As nationwide protests against the recently enacted Citizenship Amendment Act escalated in mid December, news reports of police brutality against the protestors began to surface. The police killed protestors in Mangalore, and in Delhi, it fired bullets at students, lobbed tear-shells, detained and beat them brutally. The Uttar Pradesh police’s brutality stood out even amongst these horrific accounts—in the past month, the police of the Bharatiya Janata Party-ruled state has been accused of killing over twenty persons, of arbitrarily detaining and torturing hundreds of Muslims, of destroying the personal property of citizens to intimidate them, and of torturing young teenaged boys in its custody. The police has consistently denied all allegations, even as video and reported accounts of horrific and illegal police brutality continue to emerge on social-media and in news reports.
The Bijnor district was among several areas in Uttar Pradesh where, according to the eyewitnesses, the police used excessive force to quell the people’s demonstrations against the CAA. On 20 December, locals in Nehtaur said they had merely closed their shops in solidarity with the marches across the nation. Yet, the police cracked down on them brutally.
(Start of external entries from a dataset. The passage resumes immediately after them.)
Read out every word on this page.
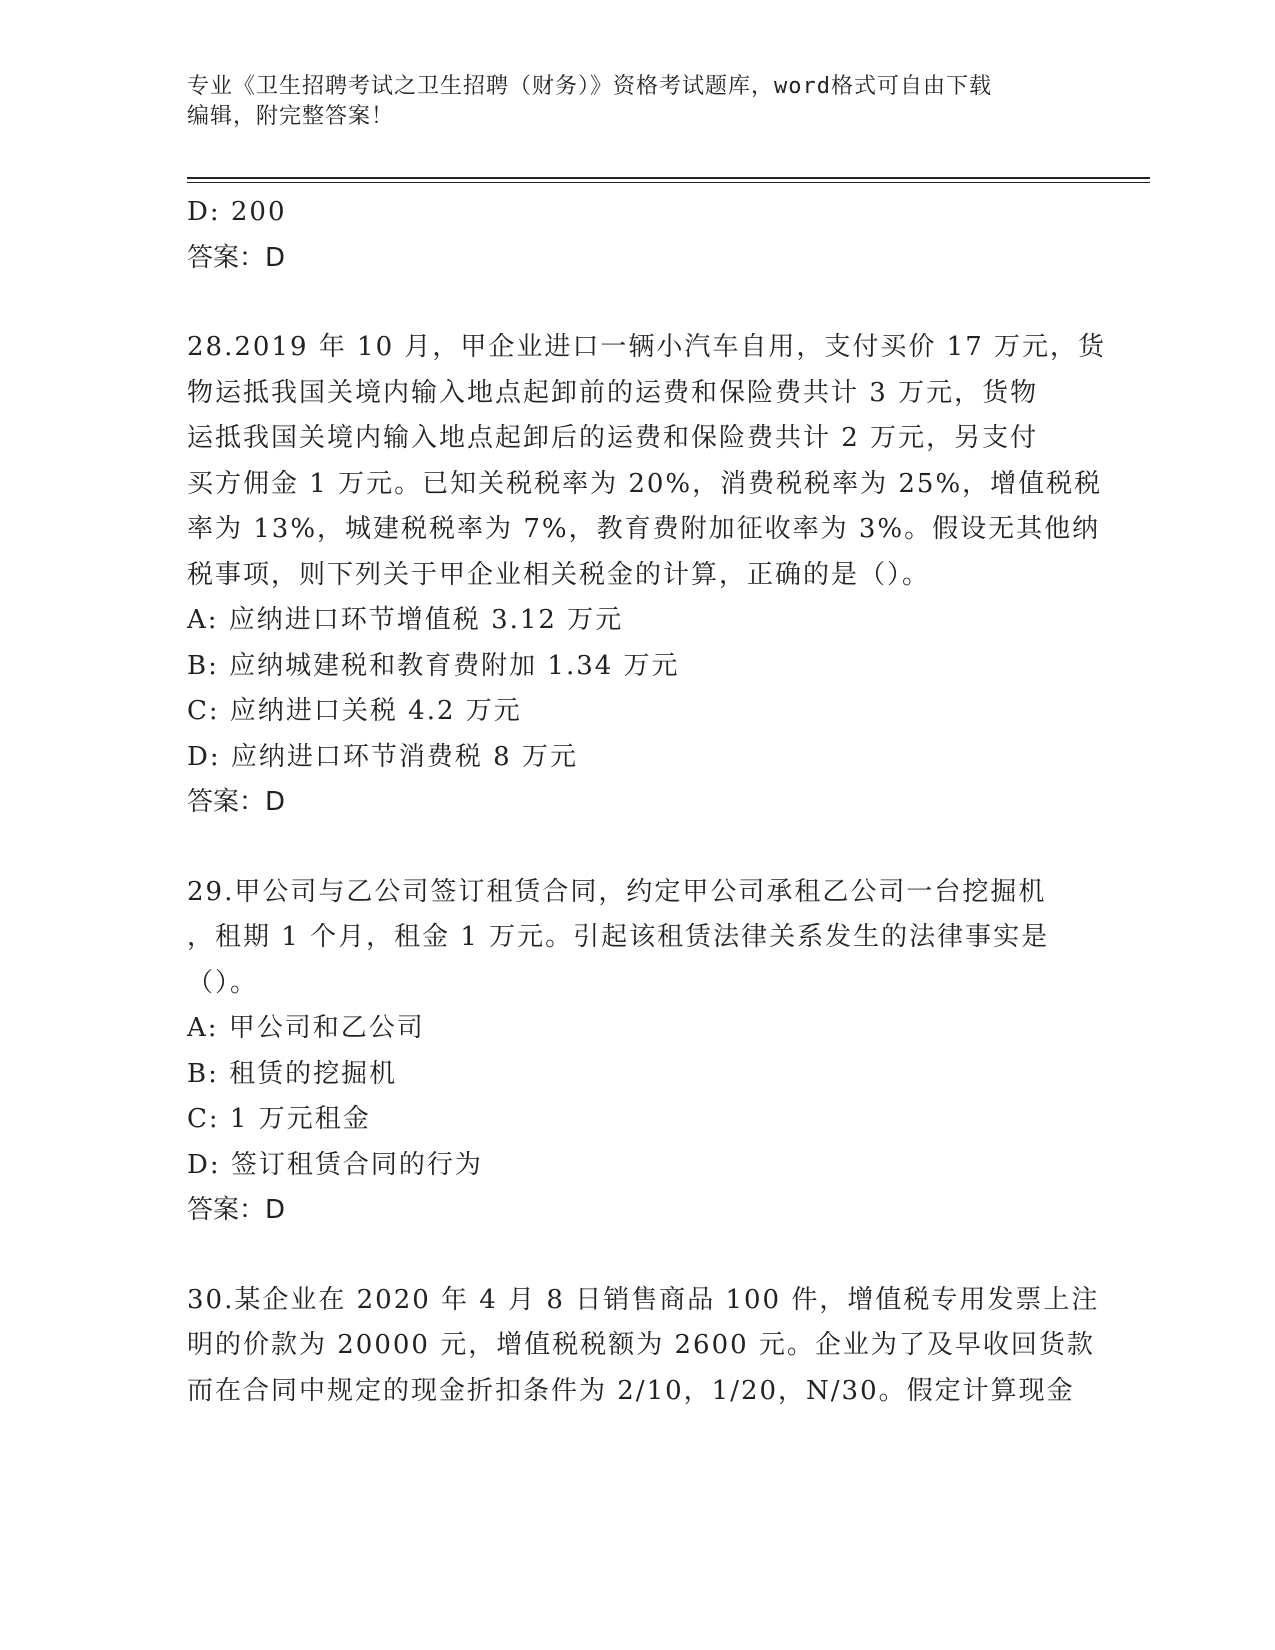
专业《卫生招聘考试之卫生招聘（财务）》资格考试题库，word格式可自由下载
编辑，附完整答案！
D: 200
答案：D
28.2019 年 10 月，甲企业进口一辆小汽车自用，支付买价 17 万元，货
物运抵我国关境内输入地点起卸前的运费和保险费共计 3 万元，货物
运抵我国关境内输入地点起卸后的运费和保险费共计 2 万元，另支付
买方佣金 1 万元。已知关税税率为 20%，消费税税率为 25%，增值税税
率为 13%，城建税税率为 7%，教育费附加征收率为 3%。假设无其他纳
税事项，则下列关于甲企业相关税金的计算，正确的是（）。
A: 应纳进口环节增值税 3.12 万元
B: 应纳城建税和教育费附加 1.34 万元
C: 应纳进口关税 4.2 万元
D: 应纳进口环节消费税 8 万元
答案：D
29.甲公司与乙公司签订租赁合同，约定甲公司承租乙公司一台挖掘机
，租期 1 个月，租金 1 万元。引起该租赁法律关系发生的法律事实是
（）。
A: 甲公司和乙公司
B: 租赁的挖掘机
C: 1 万元租金
D: 签订租赁合同的行为
答案：D
30.某企业在 2020 年 4 月 8 日销售商品 100 件，增值税专用发票上注
明的价款为 20000 元，增值税税额为 2600 元。企业为了及早收回货款
而在合同中规定的现金折扣条件为 2/10，1/20，N/30。假定计算现金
The locals said that the police broke into their houses, vandalised their belongings and molested the women occupants. Among the policemen, locals said, there were also non-uniformed men who brutally assaulted and raided the houses. Two young men—21-year-old Anas and 20-year-old Suleman—were also shot dead. In an earlier article for The Caravan, I reported in detail on their accounts and the devastation wreaked by the police.
I met Sanjeev Tyagi, the superintendent of police of Bijnor, at his official residence in the district on 23 December. Tyagi denied that the police used excessive force. He said the police entered only the houses of “rioters” while chasing them from the road. He also admitted the police were accompanied by a militia that included civilians. Even in the face of overwhelming evidence, Tyagi denied any suggestion of police brutality. Instead, he characterised every person who had faced any police action as an updrabi—an agitator—justifying the treatment they faced. He acknowledged that the police had killed Suleman, but claimed it was in “self-defence.” Anas was killed with a heavy weapon, which is usually not used for policing purposes. Tyagi said he was not killed by the police but by “rioters.”